Specifically referring to the exception being thrown here:

async def _async_fetch_with_retry(self, url: str, **kwargs: Any) -> Any:
        """Retry 3 times to fetch the url if there is a transport error."""
        for attempt in range(3):
            try:
                async with self.async_client as client:
                    return await client.get(url, timeout=30, **kwargs)
            except httpx.TransportError:
                if attempt == 2:
                    raise
rianadon commented 3 years ago

I don't think it matters what particular errors gets thrown, as longs as it's an error. And then Home Assistant can decide to retry later if it would like.

I cleaned up poetry run python -m tedpy in 33b1741accdc87077e63d3dc08c69043c030144b so that it doesn't print so much out on errors.

realumhelp commented 3 years ago

One step ahead of me! It looks better from a print-out perspective. My only concern was during the config-flow that if someone put in "baddomain.local" or something for their TED that it doesn't blow up. I have seen a few Integration do that in the past. The HA part is pretty much a black box to me so I will leave that up to you.
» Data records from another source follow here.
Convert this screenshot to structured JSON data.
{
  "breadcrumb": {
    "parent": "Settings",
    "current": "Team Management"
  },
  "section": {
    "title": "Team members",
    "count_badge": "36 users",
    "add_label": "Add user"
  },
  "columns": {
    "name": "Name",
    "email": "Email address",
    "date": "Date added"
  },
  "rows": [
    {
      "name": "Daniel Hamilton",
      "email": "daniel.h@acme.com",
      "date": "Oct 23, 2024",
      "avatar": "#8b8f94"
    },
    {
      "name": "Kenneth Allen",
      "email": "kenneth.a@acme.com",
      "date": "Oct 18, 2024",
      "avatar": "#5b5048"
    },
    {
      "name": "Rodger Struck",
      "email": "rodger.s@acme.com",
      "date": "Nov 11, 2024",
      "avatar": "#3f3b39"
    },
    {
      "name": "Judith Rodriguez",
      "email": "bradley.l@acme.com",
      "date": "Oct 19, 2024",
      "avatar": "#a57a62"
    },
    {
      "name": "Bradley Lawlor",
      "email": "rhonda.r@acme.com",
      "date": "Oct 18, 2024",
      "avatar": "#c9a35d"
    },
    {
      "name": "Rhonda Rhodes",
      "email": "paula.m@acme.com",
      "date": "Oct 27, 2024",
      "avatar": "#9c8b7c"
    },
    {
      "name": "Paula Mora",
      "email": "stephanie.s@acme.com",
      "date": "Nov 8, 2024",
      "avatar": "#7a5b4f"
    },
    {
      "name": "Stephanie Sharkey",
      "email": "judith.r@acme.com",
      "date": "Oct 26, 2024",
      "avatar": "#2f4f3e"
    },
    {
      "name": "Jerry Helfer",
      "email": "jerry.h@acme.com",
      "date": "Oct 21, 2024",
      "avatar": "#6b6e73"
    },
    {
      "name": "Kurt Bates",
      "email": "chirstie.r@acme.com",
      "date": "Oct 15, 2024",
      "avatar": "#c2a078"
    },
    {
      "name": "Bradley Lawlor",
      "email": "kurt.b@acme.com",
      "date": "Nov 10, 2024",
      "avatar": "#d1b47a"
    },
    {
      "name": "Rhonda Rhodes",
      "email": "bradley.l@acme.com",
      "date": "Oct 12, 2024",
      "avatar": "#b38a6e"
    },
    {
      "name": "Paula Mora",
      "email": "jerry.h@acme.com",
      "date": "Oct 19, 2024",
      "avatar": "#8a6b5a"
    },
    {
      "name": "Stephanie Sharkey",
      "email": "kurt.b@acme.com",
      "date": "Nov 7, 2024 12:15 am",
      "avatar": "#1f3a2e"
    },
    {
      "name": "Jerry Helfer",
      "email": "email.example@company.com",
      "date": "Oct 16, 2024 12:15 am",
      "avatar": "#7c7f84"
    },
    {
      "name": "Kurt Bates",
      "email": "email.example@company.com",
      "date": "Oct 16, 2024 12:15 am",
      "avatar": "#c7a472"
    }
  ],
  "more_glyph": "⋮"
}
Very excited to see this in HA! If you need anything else let me know I'll see what I can do.

rianadon commented 3 years ago

My only concern was during the config-flow that if someone put in "baddomain.local" or something for their TED that it doesn't blow up.
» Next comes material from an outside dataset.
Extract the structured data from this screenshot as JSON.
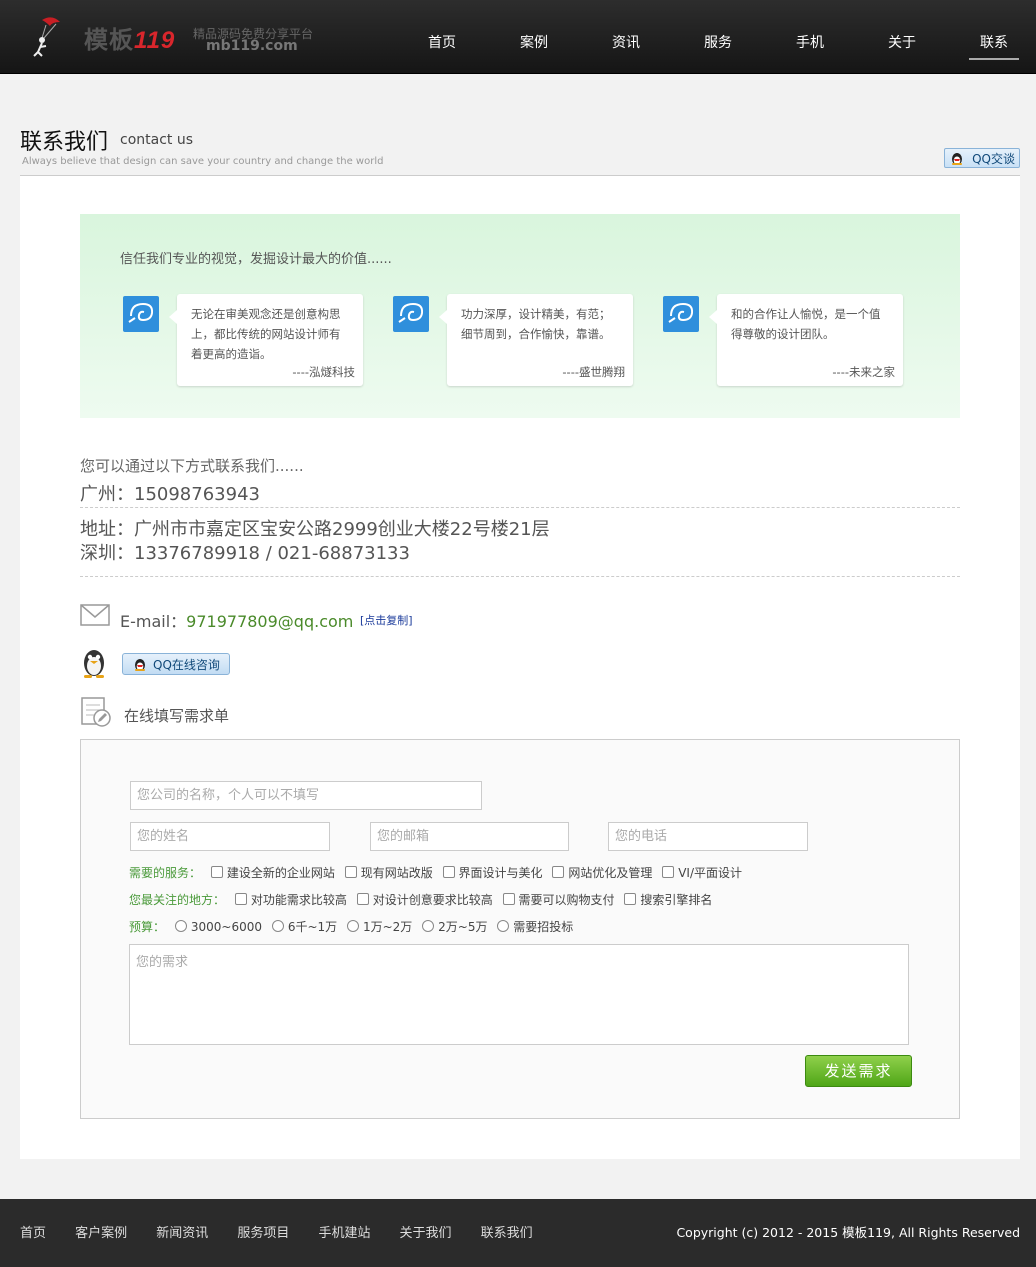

That's better handled by the integration! The current implementation will tell you it couldn't connect if that happens.

            try:
                reader = await tedpy.createTED(
                    user_input[CONF_HOST], async_client=get_async_client(self.hass)
                )
                await reader.update()
                ...
            except httpx.HTTPError:
                errors["base"] = "cannot_connect"
            except Exception:  # pylint: disable=broad-except
                _LOGGER.exception("Unexpected exception")
                errors["base"] = "unknown"

The only really cool thing I can think of is if there were day & month totals for the mtu consumption. Though I don't remember seeing those when going through the API.

realumhelp commented 3 years ago

I think it is just my C++/Java background that makes worry. It's not immediately obvious what exceptions will come out of createTed() or the check() methods. What if you switched from httpx to a different implementation or something. This is probably more of a Python gripe than anything with the current code base.

As far as the MTU TDY and MTD lemme dig. I might have an idea.

rianadon commented 3 years ago

Yeah Python doesn't have any way of specifying exceptions in code, but it's worth documenting this in the readme. I'm keeping httpx since that's what most Home Assistant integrations use for http communication.